I am trying to make a new variable that depends on a few conditions. Here is an example of data similar to mine:
df <- read.table(text="
color num_1 shape num_2 season num_3 num_4
red 1 triangle 4 Fall 2 8
blue 5 square 4 Summer 8 1
green 3 square 11 Summer 4 1
red 3 circle 2 Summer 1 5
red 7 triangle 6 Winter 7 9
blue 9 square 2 Fall 7 4", header=T)
I want to use mutate and case_when to make a new variable, for example if the color=red and any of the "num" categories are less than 3, the new variable's value would be "yes", or if the color=blue and any of the num categories are less than 5, the new variable would be "yes".

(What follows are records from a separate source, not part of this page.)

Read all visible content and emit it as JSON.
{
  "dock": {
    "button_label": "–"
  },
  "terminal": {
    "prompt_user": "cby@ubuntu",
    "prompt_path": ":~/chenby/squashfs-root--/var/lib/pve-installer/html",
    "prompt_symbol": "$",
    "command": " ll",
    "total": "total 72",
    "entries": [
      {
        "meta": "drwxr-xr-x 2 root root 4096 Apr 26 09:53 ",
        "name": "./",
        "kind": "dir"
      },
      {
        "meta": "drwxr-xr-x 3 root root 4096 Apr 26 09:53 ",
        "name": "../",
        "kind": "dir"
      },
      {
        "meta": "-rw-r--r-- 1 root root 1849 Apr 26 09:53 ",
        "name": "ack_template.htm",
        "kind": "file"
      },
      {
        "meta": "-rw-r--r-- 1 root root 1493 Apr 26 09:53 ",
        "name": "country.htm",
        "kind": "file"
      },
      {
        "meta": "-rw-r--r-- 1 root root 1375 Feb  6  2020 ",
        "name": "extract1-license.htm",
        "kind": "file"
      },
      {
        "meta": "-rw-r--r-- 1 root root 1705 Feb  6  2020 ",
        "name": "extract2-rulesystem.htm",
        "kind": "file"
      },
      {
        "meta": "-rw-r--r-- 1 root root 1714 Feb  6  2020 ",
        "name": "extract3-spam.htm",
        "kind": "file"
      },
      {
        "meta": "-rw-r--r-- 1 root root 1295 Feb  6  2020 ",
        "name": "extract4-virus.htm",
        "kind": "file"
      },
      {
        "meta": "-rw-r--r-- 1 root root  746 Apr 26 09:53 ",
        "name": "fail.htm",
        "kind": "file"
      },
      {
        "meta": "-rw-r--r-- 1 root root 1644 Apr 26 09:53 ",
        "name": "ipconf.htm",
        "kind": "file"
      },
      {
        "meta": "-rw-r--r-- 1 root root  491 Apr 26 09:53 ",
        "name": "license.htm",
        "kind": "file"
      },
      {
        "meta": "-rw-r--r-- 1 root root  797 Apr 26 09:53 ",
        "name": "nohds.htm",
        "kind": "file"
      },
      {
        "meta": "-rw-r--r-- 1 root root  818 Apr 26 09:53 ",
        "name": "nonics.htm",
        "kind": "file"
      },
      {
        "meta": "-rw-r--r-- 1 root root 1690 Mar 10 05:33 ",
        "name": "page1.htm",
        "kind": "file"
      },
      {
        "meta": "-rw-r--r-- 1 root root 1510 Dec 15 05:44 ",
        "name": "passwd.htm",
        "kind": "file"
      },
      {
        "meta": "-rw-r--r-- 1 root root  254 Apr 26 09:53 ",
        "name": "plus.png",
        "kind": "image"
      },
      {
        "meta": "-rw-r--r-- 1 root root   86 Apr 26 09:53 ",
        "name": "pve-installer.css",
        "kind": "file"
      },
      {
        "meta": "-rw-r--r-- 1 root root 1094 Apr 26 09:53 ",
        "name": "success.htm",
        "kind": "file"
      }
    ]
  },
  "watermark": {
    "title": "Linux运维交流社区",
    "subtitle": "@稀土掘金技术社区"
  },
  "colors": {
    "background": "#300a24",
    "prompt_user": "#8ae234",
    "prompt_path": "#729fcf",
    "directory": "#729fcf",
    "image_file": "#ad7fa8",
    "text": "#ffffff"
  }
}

color num_1 shape num_2 season num_3 num_4 new_var
red 1 triangle 4 Fall 2 8 yes
blue 5 square 4 Summer 8 1 yes
blue 9 square 11 Summer 8 7 no
red 3 circle 2 Summer 1 5 yes
red 7 triangle 6 Winter 7 9 no
blue 9 square 2 Fall 7 4 yes
I think I can do something like:
df <-df %>%
mutate(new_var=case_when(
color=="red" & c(2,4,6,7) < 3 ~ "Yes",
color=="blue" & c(2,4,6,7) < 5 ~ "Yes" ,
TRUE~"No"))
But I don't know if it is possible to chose the columns by position like this. Any advice would be great!

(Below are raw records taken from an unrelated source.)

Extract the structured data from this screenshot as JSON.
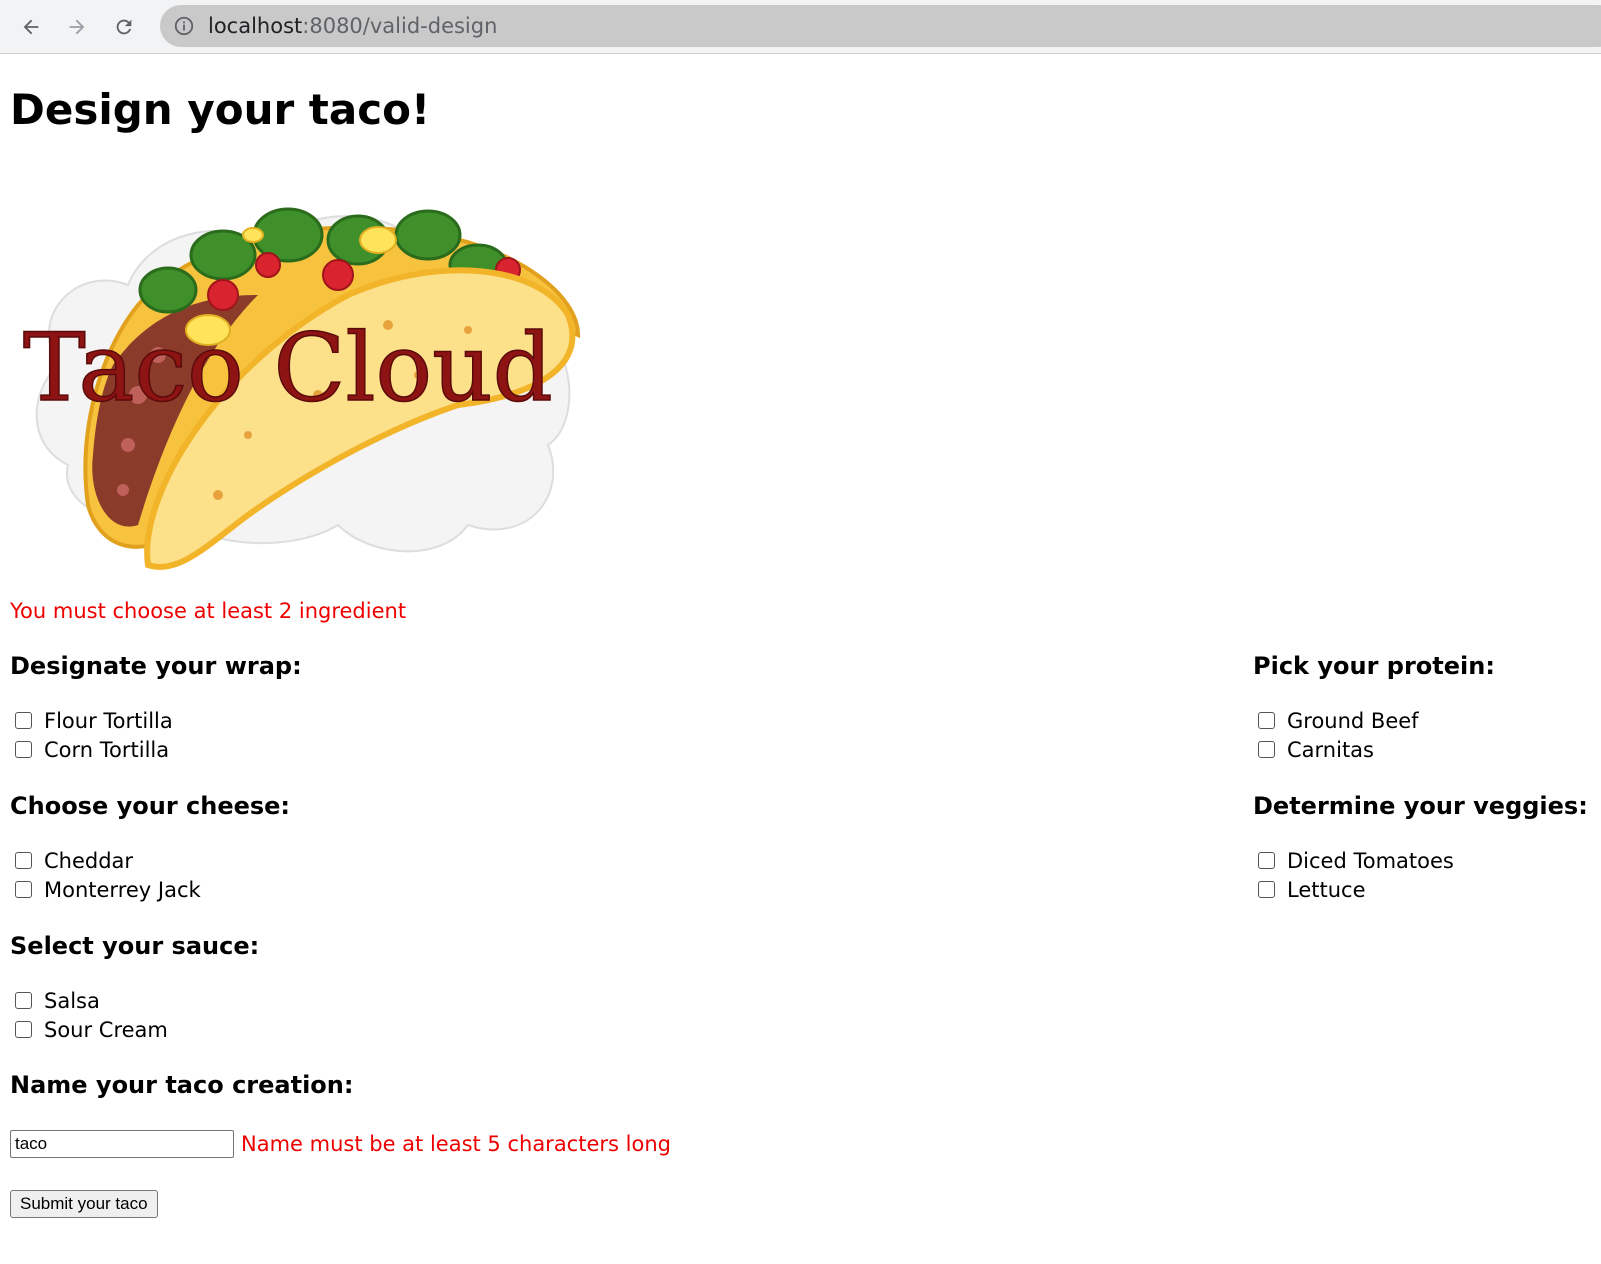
{
  "browser": {
    "url_host": "localhost",
    "url_rest": ":8080/valid-design",
    "back_icon": "arrow-left-icon",
    "forward_icon": "arrow-right-icon",
    "reload_icon": "reload-icon",
    "info_icon": "info-icon"
  },
  "page": {
    "title": "Design your taco!",
    "logo_text": "Taco Cloud",
    "error_ingredients": "You must choose at least 2 ingredient"
  },
  "groups": {
    "wrap": {
      "heading": "Designate your wrap:",
      "options": [
        "Flour Tortilla",
        "Corn Tortilla"
      ]
    },
    "protein": {
      "heading": "Pick your protein:",
      "options": [
        "Ground Beef",
        "Carnitas"
      ]
    },
    "cheese": {
      "heading": "Choose your cheese:",
      "options": [
        "Cheddar",
        "Monterrey Jack"
      ]
    },
    "veggies": {
      "heading": "Determine your veggies:",
      "options": [
        "Diced Tomatoes",
        "Lettuce"
      ]
    },
    "sauce": {
      "heading": "Select your sauce:",
      "options": [
        "Salsa",
        "Sour Cream"
      ]
    }
  },
  "name_section": {
    "heading": "Name your taco creation:",
    "value": "taco",
    "error": "Name must be at least 5 characters long"
  },
  "submit_label": "Submit your taco",
  "colors": {
    "error": "#ee0000",
    "omnibox": "#c9c9c9"
  }
}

CodePudding user response:
You can't use raw column indexes like that, but you can use if_any
df %>%
mutate(
new_var = case_when(
color=="red" & if_any(starts_with("num"), ~ . < 3) ~ "Yes",
color=="blue" & if_any(starts_with("num"), ~ . < 5) ~ "Yes",
TRUE ~ "No")
)
The functions across
, if_any
, and if_all
are all related and allow you to use the tidyselect helpers to look at multiple columns at once.